One script to automatically generate NSClient-compatible performance counters in Nagios, one to read them
The final product of these scripts is a file with auto-generated Nagios/Icinga services. Those services will call a Python script that will contact the Hyper-V host to retrieve counter data.
You need to bring:
- A functional Nagios, Icinga, or compatible environment
- check_nrpe on the above
- A plug-in for the above that can process performance data, such as PNP4Nagios
- A Python environment on the above
- A functional Hyper-V host with one or more running virtual machines
- Access to that host Hyper-V host with PowerShell
- NSClient installed on that Hyper-V host, reachable by the Nagios/Icinga/compatible environment
This section explains why you can't just use the normal performance counter reading tools and how the Python script solves them
- If the target VM is off, no counter data will be generated (counter won't even exist); the script substitutes empty data
- If the target VM is clustered, the script will chase down the owning node and retrieve counter data from it
Read the help data for it.
Make these changes to nsclient.ini:
[/settings/NRPE/server]
allow nasty characters = 1
[/modules]
CheckCounter = 1
CheckWMI = 1
The automatically generated services list will attempt to use a Nagios command named "check-hypervmperf". How you implement that command depends on if you are using a secure or insecure channel to NSClient.
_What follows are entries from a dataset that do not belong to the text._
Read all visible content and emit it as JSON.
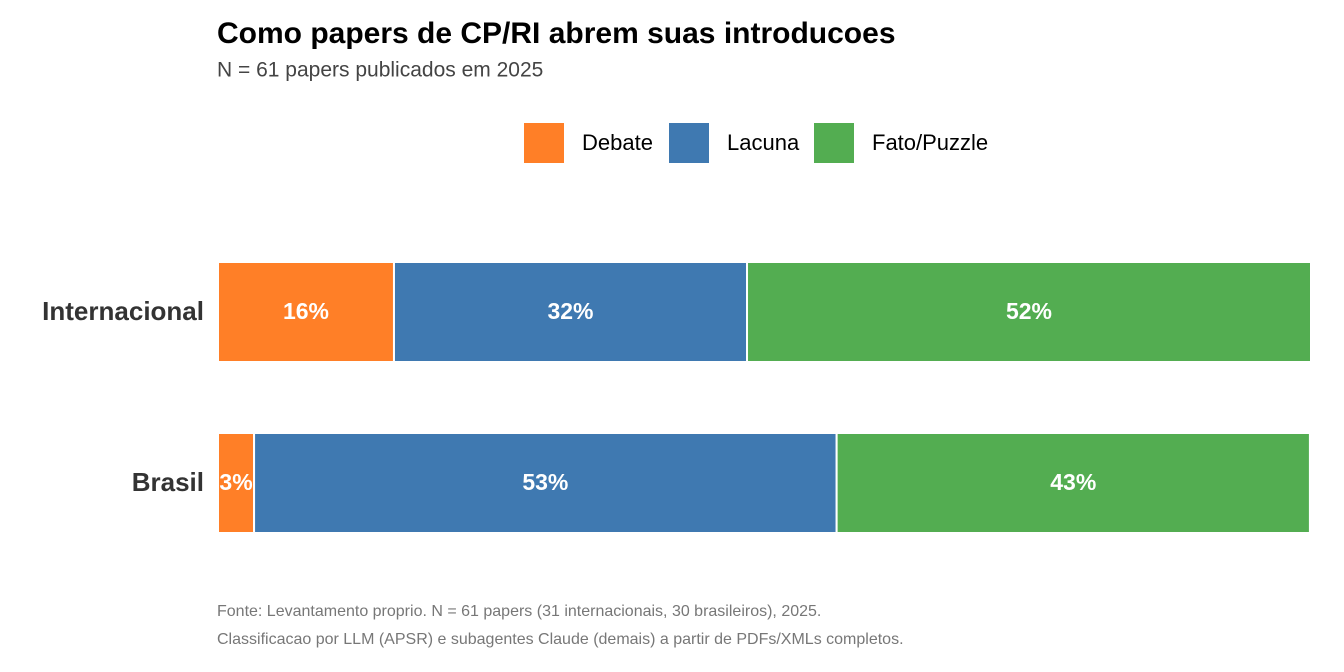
{
  "chart_data": {
    "type": "stacked-barh",
    "title": "Como papers de CP/RI abrem suas introducoes",
    "subtitle": "N = 61 papers publicados em 2025",
    "categories": [
      "Internacional",
      "Brasil"
    ],
    "series": [
      {
        "name": "Debate",
        "color": "#ff7f27",
        "values": [
          16.1,
          3.3
        ],
        "value_labels": [
          "16%",
          "3%"
        ]
      },
      {
        "name": "Lacuna",
        "color": "#3f79b1",
        "values": [
          32.3,
          53.3
        ],
        "value_labels": [
          "32%",
          "53%"
        ]
      },
      {
        "name": "Fato/Puzzle",
        "color": "#53ad51",
        "values": [
          51.6,
          43.3
        ],
        "value_labels": [
          "52%",
          "43%"
        ]
      }
    ],
    "xlim": [
      0,
      100
    ],
    "legend": "top",
    "caption": [
      "Fonte: Levantamento proprio. N = 61 papers (31 internacionais, 30 brasileiros), 2025.",
      "Classificacao por LLM (APSR) e subagentes Claude (demais) a partir de PDFs/XMLs completos."
    ]
  }
}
# Retrieves performance information for Hyper-V virtual machines
# HOSTADDRESS: always attach to the cluster or host that owns the virtual machine
# ARG1: the host or cluster that owns the virtual machine
# ARG2: the name of the virtual machine. for clustered VMs, the cluster resource must end in the same
# ARG3: the counter to retrieve. works with any counter on the host, but VMs are intended. ex: "\\Hyper-V Dynamic Memory VM(VMNAME)\\Physical Memory"
# ARG4: additional optional arguments to pass to check_hypervmperf
## -l # treat VM as clustered; find actual current host
## -W value # warn level for counter
## -C value # critical level for counter
## -m # when specified, values from -W and -C will be treated as lower bounds instead of upper (min instead of max)
define command{
command_name check-hypervmperf
command_line $USER1$/check_hypervmperf -H $ARG1$ -N $ARG2$ -c $ARG3$ $ARG4$
}
Treat this as an example only. You will need to supply your own certificate paths and names.
# Retrieves performance information for Hyper-V virtual machines
# HOSTADDRESS: always attach to the cluster or host that owns the virtual machine
# ARG1: the host or cluster that owns the virtual machine
# ARG2: the name of the virtual machine. for clustered VMs, the cluster resource must end in the same
# ARG3: the counter to retrieve. works with any counter on the host, but VMs are intended. ex: "\\Hyper-V Dynamic Memory VM(VMNAME)\\Physical Memory"
# ARG4: additional optional arguments to pass to check_hypervmperf
## -l # treat VM as clustered; find actual current host
## -W value # warn level for counter
## -R value # critical level for counter
## -m # when specified, values from -W and -C will be treated as lower bounds instead of upper (min instead of max)
define command{
command_name check-hypervmperf
command_line $USER1$/check_hypervmperf -t 30 -p 5666 -A /var/ca/ca_cert.pem -C /var/certs/check_nrpe.pem -K /var/certs/check_nrpe.key -H $ARG1$ -N $ARG2$ -c $ARG3$ $ARG4$
}
Configuration mismatches will cause perfectly logical output from this script to fail spectacularly. For instance, if you do not properly attach the service or host name to a valid parent, it might attach to something like "generic-host", causing all sorts of duplicate service warnings. Carefully think through and build out the template hierarchy to use for your VM performance counters before running this script. Connecting a Hyper-V host to its services can be done in multiple perfectly valid ways. Here is a suggestion:
## Virtual Machine object ##
define host{
name hyperv-vm
use perf-host,generic-host
contact_groups admins
check_command check-vm-null
max_check_attempts 1
register 0
}
define command{
command_name check-vm-null
command_line $USER1$/check_dummy 0
}
define servicegroup{
servicegroup_name hyperv-vm-perf-services
alias Hyper-V VM Performance Metrics
}
define service{
name hyperv-vm-performance
servicegroups hyperv-vm-perf-services
use perf-service,generic-service
contact_groups admins
notification_period none
register 0
}
Instruct the script to use the above host and service names as templates, and you should avoid collisions.